梅爺のような老人は、社会環境や生活慣習の変化をみて、『日本らしさが失われてゆく』などと嘆きますが、言葉や生活慣習は、時代とともに『変化する』のが常態で、『同じ状態に止まる』方がむしろ異常です。

社会を構成する要因は、多様であり、その相関関係も複雑ですから、社会は自然の摂理同様に、『動的平衡』を求めて変容していくことになります。従って、ある部分だけを『昔へ戻す』ということは、容易なことではありません。『三丁目の夕日』の時代を懐かしんでも、『三丁目の夕日』の生活レベルに戻せと言われれば、現在の日本人の多くは悲鳴をあげることになるでしょう。
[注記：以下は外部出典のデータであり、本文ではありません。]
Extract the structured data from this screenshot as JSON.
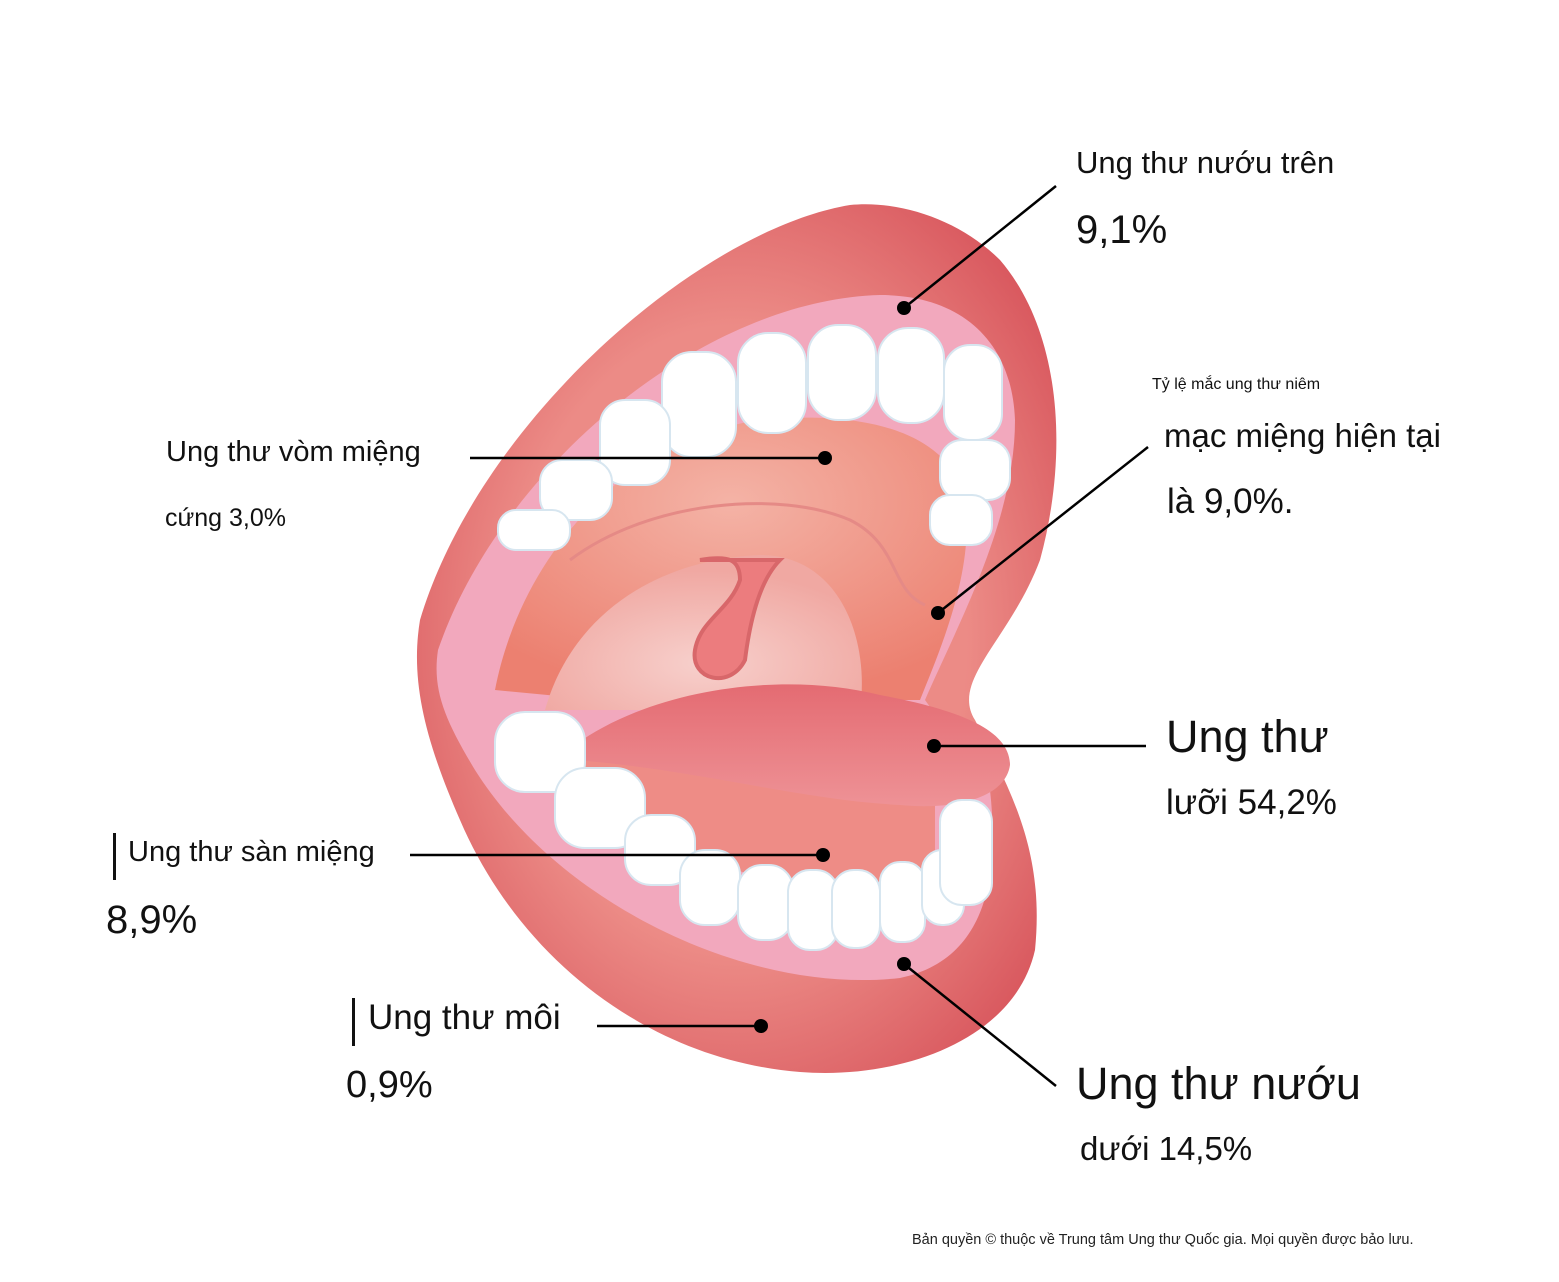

それでは『昔は良かった』という年寄りの郷愁は無意味かと云えば、そうでもありません。表面的な変容は『浮き世の変化』として認めるとしても、本質の変容までも認めることは、自分を否定することになったり、自分に不利な環境をわざわざ招くことに繋がりかねません。

『里山を取り戻そう』という運動は、日本の原風景を懐かしんでいることもありますが、それよりも『自然との穏やかな共生』が、環境を破壊せずに、人間にとっても有利な生き方であると再認識したからです。欲望を果てしなく追及するのが幸せではなく、生きていくためのバランスがとれていれば、それで幸せなのだという価値観を再確認したことにもなります。

柳田国男が、『常民』の歴史に目を向け、『自然観』『死生観』『倫理観』『審美観』『幸福観』を探ろうとしたのであれば、そこに日本人の『本質』が埋もれているのではないかと考えたからではないでしょうか。

もし、そこに変えることが好ましくない『本質』があるならば、『昔の方が良かった』と云うのではなく、その『本質』が、現在の、そして将来の日本人にとっても、大切なものであることを、『理』で説く必要があります。

『民俗学』が学問として意味があるとすれば、それを実践することなのではないでしょうか。語り継がれた昔話を採録するだけなら、文化財の保護に止まってしまいます。

柳田国男の興味の対象の一つが、『亡くなった人の魂』の行方に関する日本人の考え方でした。日本人の『死生観』の『本質』がそこに垣間見えるからです。

柳田国男は『魂になってもなお生涯の地に留まるという想像は、自分も日本人であるがゆえか、私には至極楽しく感じられる』と述べています。